Wool

Heckling is, or once was, the process of removing the knots from wool. Sheep are notoriously lackadaisical about their appearance, so before their wool can be turned into a nice warm jumper it must be combed.

It’s easy to see how combing wool and teasing out the knots could be used metaphorically for combing through an oration and teasing the orator, but the connection is probably far more direct and goes to the Scottish town of Dundee.

Dundee was a radical place in the eighteenth century. It was the local centre of the wool trade and was therefore overrun with hecklers. The hecklers were the most radical workers of all. They formed themselves into what today would be called a trade union and used collective bargaining to guarantee themselves good pay and perks. The perks were mostly in the form of alcohol, but that was to be expected.

They were a political lot, the hecklers. Every morning while most of them were busy heckling, one of their number would stand up and read aloud from the day’s news. They thus formed strong opinions on all subjects and when politicians and dignitaries tried to address them, their speeches were combed over with the same thoroughness as the wool. Thus heckling.

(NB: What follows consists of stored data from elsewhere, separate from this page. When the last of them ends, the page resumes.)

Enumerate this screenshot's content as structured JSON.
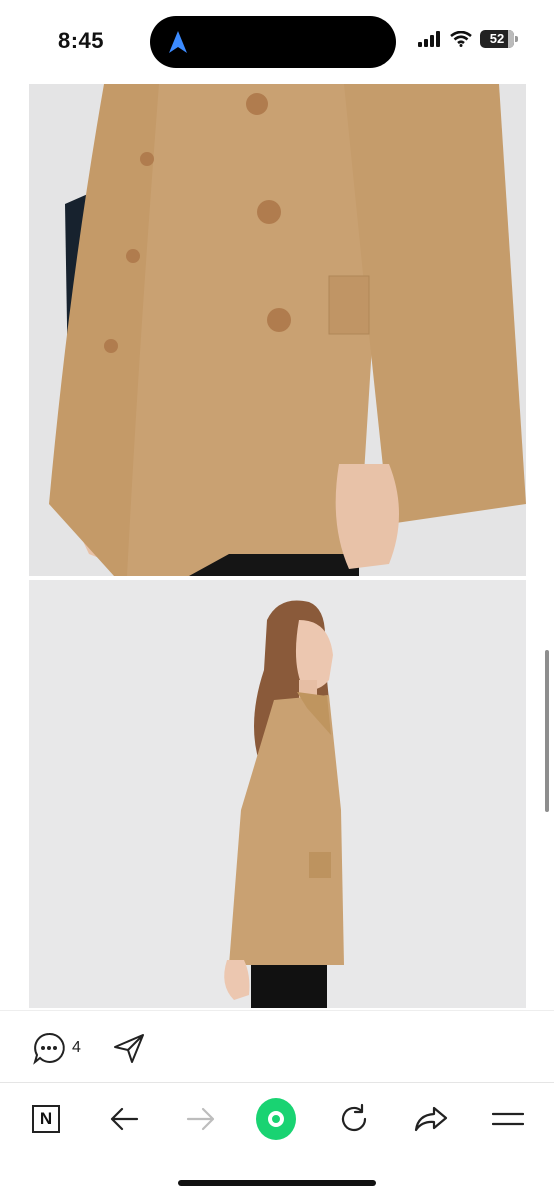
{
  "status_bar": {
    "time": "8:45",
    "battery": "52",
    "icons": [
      "location-arrow-icon",
      "signal-icon",
      "wifi-icon",
      "battery-icon"
    ]
  },
  "images": [
    {
      "name": "camel-cape-coat-closeup",
      "description_icon": "photo"
    },
    {
      "name": "camel-cape-coat-side-view",
      "description_icon": "photo"
    }
  ],
  "comment_bar": {
    "comment_count": "4",
    "icons": [
      "comment-bubble-icon",
      "send-icon"
    ]
  },
  "toolbar": {
    "logo_letter": "N",
    "icons": [
      "naver-logo-icon",
      "back-arrow-icon",
      "forward-arrow-icon",
      "green-circle-icon",
      "reload-icon",
      "share-icon",
      "menu-icon"
    ]
  },
  "colors": {
    "accent_green": "#19d372",
    "coat_camel": "#c9a172",
    "background": "#ffffff"
  }
}
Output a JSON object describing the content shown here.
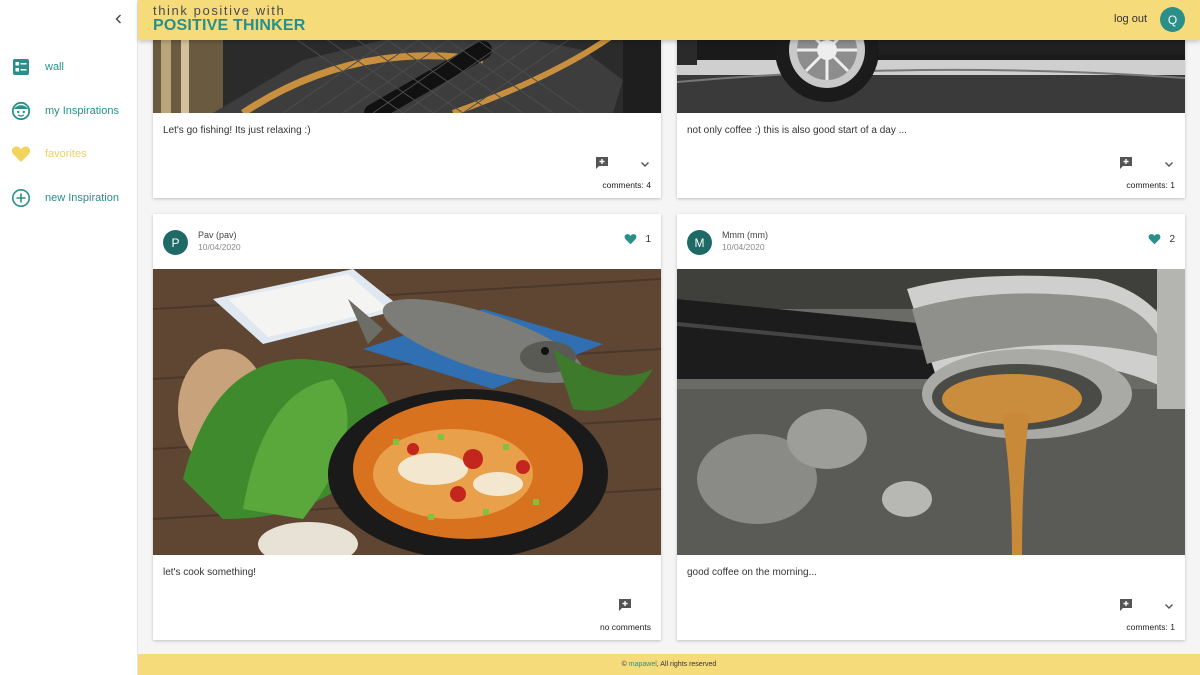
{
  "header": {
    "tagline": "think positive with",
    "brand": "POSITIVE THINKER",
    "logout_label": "log out",
    "user_initial": "Q"
  },
  "sidebar": {
    "items": [
      {
        "label": "wall",
        "icon": "wall-icon"
      },
      {
        "label": "my Inspirations",
        "icon": "face-icon"
      },
      {
        "label": "favorites",
        "icon": "heart-icon"
      },
      {
        "label": "new Inspiration",
        "icon": "add-circle-icon"
      }
    ]
  },
  "posts": [
    {
      "caption": "Let's go fishing! Its just relaxing :)",
      "comments": "comments: 4"
    },
    {
      "caption": "not only coffee :) this is also good start of a day ...",
      "comments": "comments: 1"
    },
    {
      "author_initial": "P",
      "author": "Pav (pav)",
      "date": "10/04/2020",
      "likes": "1",
      "caption": "let's cook something!",
      "comments": "no comments"
    },
    {
      "author_initial": "M",
      "author": "Mmm (mm)",
      "date": "10/04/2020",
      "likes": "2",
      "caption": "good coffee on the morning...",
      "comments": "comments: 1"
    }
  ],
  "footer": {
    "copyright": "©",
    "author": "mapawel",
    "rights": ", All rights reserved"
  },
  "colors": {
    "accent": "#2a8f88",
    "header_bg": "#f6db7b",
    "favorites": "#ecd06a"
  }
}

Wool is everywhere in language. If you possess a mobile phone you are probably wooling your friends every day without even realising it. You are, after all, currently reading wool.

Or had you never noticed the connection between text and textile?

That you send woolly messages on your telephone and read wool and cite wool from the Bible is all down to a Roman orator named Quintilian. Quintilian was the greatest orator of his day, so great that the Emperor Domitian appointed him as tutor to his two grand-nephews who were also his heirs. Nobody knows what exactly Quintilian taught them, but Domitian soon sent them both into exile.

The two lines of Quintilian that interest us are in the Institutio Oratorico, a gargantuan twelve-volume work on absolutely everything to do with rhetoric. In it, Quintilian says that after you have chosen your words you must weave them together into a fabric – in textu iungantur – until you have a fine and delicate text[ure[ile]] or textum tenue atque rasum.

It’s the sort of thing we say all the time. We weave stories together and embroider them and try never to lose the thread of the story. Quintilian’s metaphor lasted. Late classical writers took up text to mean any short passage in a book and then we took it to mean anything that was written down and then somebody invented the SMS message. This sheep-skin writing is all rather appropriate, given that the size of books depends upon the size of sheep.

Paper was invented in China about two thousand years ago, but we in the West didn’t take up the invention until the fourteenth century. Even then, paper was considered an oriental oddity. The first English paper mill was founded in 1588.

Before paper, readers had to make do with one of two alternatives. They could use the papyrus plant, which grew plentifully in Egypt. If you mashed up papyrus you could make something that resembled paper – indeed, it was similar enough that papyrus is where we get the word paper.

Unfortunately, there’s very little papyrus in England. Instead, we used sheepskins, and now you can too. Here’s the recipe.


1. Take one sheep.

2. Kill it and skin it (it’s vital to do this in the right order).

3. Wash the bloody skin in water, then soak it in beer for a couple of days until the hair falls out.

4. Let it dry stretched out on a wooden rack called a tenter. To keep it taut and flat, attach it using tenterhooks.

5. After a couple of days you should have something that’s approximately rectangular with four sad extrusions that used to be legs.

6. Cut off legs and discard.

7. Trim the remainder down until you have an exact rectangle.

8. Fold in half.

9. You should now have four pages (printed front and back) that are roughly the size of a modern atlas. This is called a folio. All you now need to make an atlas of more than four pages is more sheep.

10. Fold it in half again and you’ll have eight pages at roughly the size of a modern encyclopedia. You’ll need to slice the pages at the top to make the pages turnable. This is called a quarto.

11. Fold again.

12. Provided you started off with an average-sized medieval sheep, you should now be holding something pretty much the size of a hardback novel. This is called an octavo.

13. Fold again.

14. Mass-market paperback.


When Caxton built his printing press in the fifteenth century, he set it up to use sheepskin and not paper. When paper was finally introduced it was manufactured to fit the existing printing presses, and that’s the reason that both the text you’re reading and the book that contains it are dependent upon sheep.

Of course, you may be reading this on your e-book reader, but as those have been designed to mimic the size of normal books, you’re still at the mercy of the sheep.

Wool gets everywhere in language. Muslim mystics are called Sufis because of the woollen, suf, garments that they wore. Burlesque dancers on the other hand are taking part in a nonsensical or trifling show named after the Latin burra meaning a tuft of wool. Burras were used as coverings for desks, and that gave us bureaus and then bureaucracies.

Then there are all different kinds of wool: cashmere came originally from Kashmir and Angora came from Ankara, the capital of Turkey.

Turkey is, of course, the country you eat for Christmas.